By Dominic
Pino
Monday,
January 16, 2023
The Consumer
Product Safety Commission (CPSC) made headlines last week for entertaining the
idea of a ban on gas-powered stoves, before quickly backtracking amid
a fierce public outcry. Though that was a particularly notable instance of the
CPSC’s attempted administrative overreach, it was not the only one.
The CPSC
is currently in the process of harassing a
small-business owner whose
product has been used safely by thousands of people since 2009. Leachco, an
Oklahoma-based firm founded by Jamie and Clyde Leach, manufactures the Podster, a lounge pillow for infants. The pillow has
sides that cup babies to keep them in place.
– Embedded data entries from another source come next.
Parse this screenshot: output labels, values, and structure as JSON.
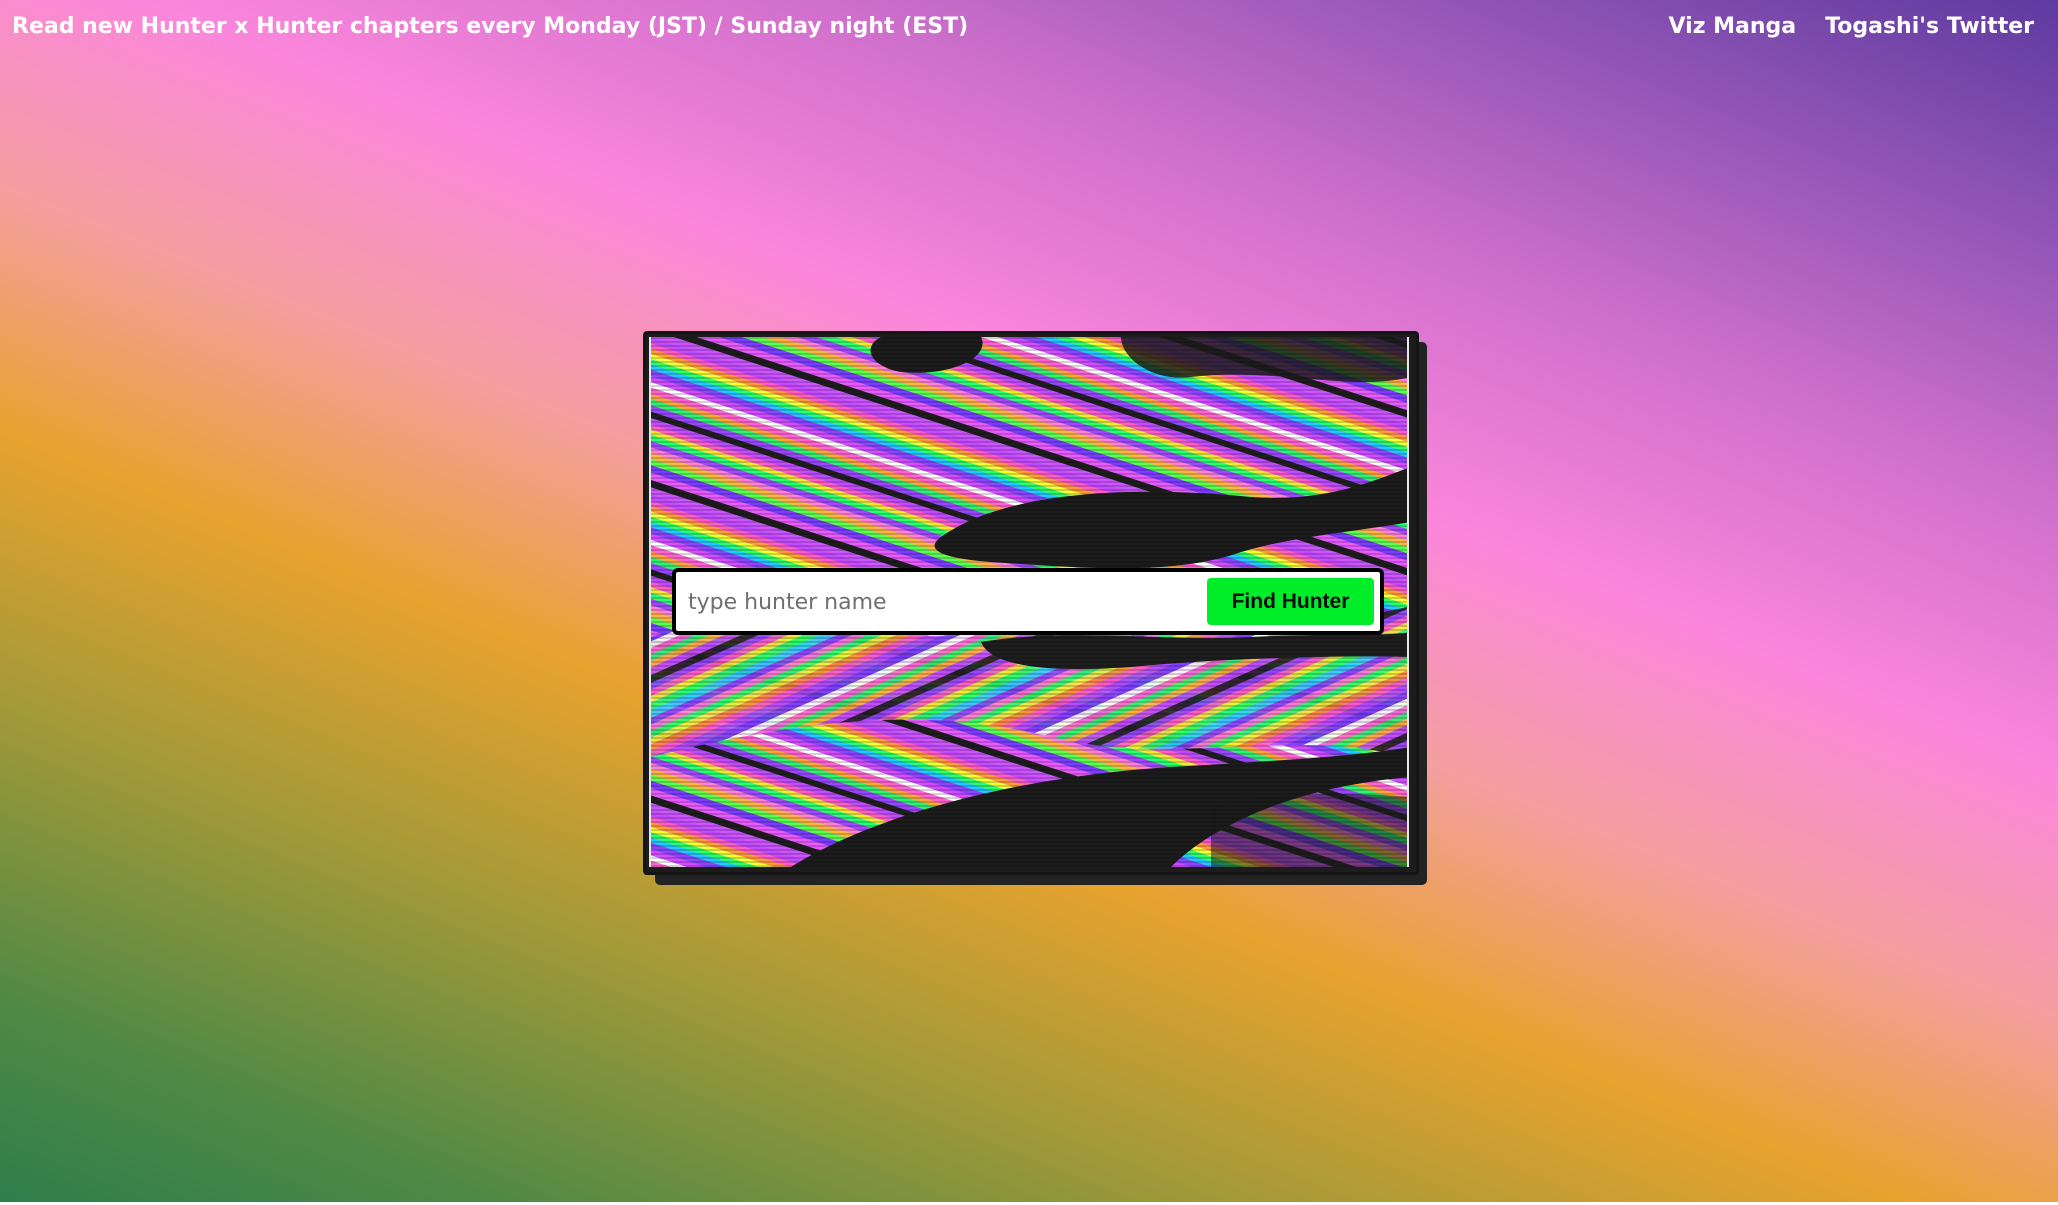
{
  "header": {
    "announcement": "Read new Hunter x Hunter chapters every Monday (JST) / Sunday night (EST)",
    "links": [
      {
        "label": "Viz Manga"
      },
      {
        "label": "Togashi's Twitter"
      }
    ]
  },
  "search": {
    "placeholder": "type hunter name",
    "value": "",
    "button_label": "Find Hunter"
  },
  "colors": {
    "button_green": "#00ee2a",
    "gradient": [
      "#2e7e4c",
      "#e8a22e",
      "#fb86dc",
      "#5e3aa0"
    ]
  }
}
Over 180,000 have been sold since
the product first came to market.
In 2015,
a day-care worker broke state law and the day-care center’s rules by leaving an
infant unattended in a Podster for over an hour and a half. In 2018, two
parents accidentally smothered their baby in bed while co-sleeping. Both those
infants tragically died.
The CPSC
is using those cases to warn consumers to “immediately stop using the
Podster.” Both babies were in a Podster when they died, but anyone with common
sense can see that the negligence of adults, not the safety of the product, was
the likely culprit. Those are the only two infant deaths the CPSC cites as
being associated with the Podster, which has otherwise been used safely by
thousands of parents.
The
CPSC’s administrative
proceedings against
Leachco acknowledge that in those two instances, adults were using the product
improperly. It says, “The Podster is not and has never been advertised by
[Leachco] as a sleep product” and that “the Podster contains warnings that the
product should not be used for sleep and that adult supervision is always
required.” Nonetheless, the CPSC says that “it is foreseeable that caregivers
will use the Podster without supervision.”
If an
agency can ban any product that, even with proper warnings, could possibly be
misused by two people, then no product is safe.
The
Pacific Legal Foundation, a libertarian public-interest-law firm, is representing Leachco before the CPSC and
has brought a separate federal suit against the agency, challenging the
constitutionality of the action. Attorney Oliver Dunford told NR, “We think
this kind of claim should be before a court of law, not an agency.”
The
CPSC’s structure is constitutionally suspect. The agency is allowed to initiate
a complaint itself, which it has done against Leachco. (No consumer found the
Podster objectionable enough to bring a complaint to the agency.) That case is
heard by an administrative-law judge who is an employee of a different agency,
not an actual court. And if the CPSC doesn’t like the judge’s decision in the
case, it can appeal the decision back to itself. No matter what happens, the
CPSC has the first and the last word on whether the Podster can be banned.
The same
commissioner who floated the gas-stove ban, Richard Trumka Jr., is crusading
against the Podster. Appointed to the commission by Joe Biden, Trumka Jr. is
the son of the late AFL-CIO president Richard Trumka. After Leachco refused to
withdraw the Podster, Trumka Jr. released a statement applauding the administrative
complaint the CPSC brought against the company, writing that, “When companies
refuse to recall products deemed deadly by CPSC staff, they should expect an
administrative complaint to quickly follow.”
That’s
the same kind of pompous language that Trumka Jr. used when discussing gas
stoves, and it reflects the attitude of the agency. “The M.O. with the
commission right now seems to be that if something can’t be made perfectly
safe, it can be banned,” Dunford said.
That
attitude could also be seen when former CPSC chairwoman Ann Brown took to the
pages of the Washington Post on January 12 to argue that since consumers buy guns,
the CPSC’s regulatory jurisdiction should be expanded to include them:
It still makes me furious. We need to make gun locks mandatory. And we
need more: We need to ban assault weapons. We should outlaw guns at polling
places. We need dealers to enforce a waiting period before customers can buy a
gun.
If the
CPSC had jurisdiction over firearms, it could restrict Americans’ Second
Amendment rights through the same unfair internal agency processes currently
being used to persecute Leachco, all because guns made an unelected progressive
appointee “furious.”
The CPSC
has adopted an unusual
social-media posture for
a government agency, tweeting that it is “desperately trying to keep
you all alive.” The agency seems unaware that Americans would be able to stay
alive without its heavy hand, and successfully did so for 196 years before it
was created in 1972.
Consumer-safety
regulation can be a legitimate function of government, but a constitutionally
questionable agency staffed by unaccountable, power-hungry progressives isn’t
necessary to carry out that function.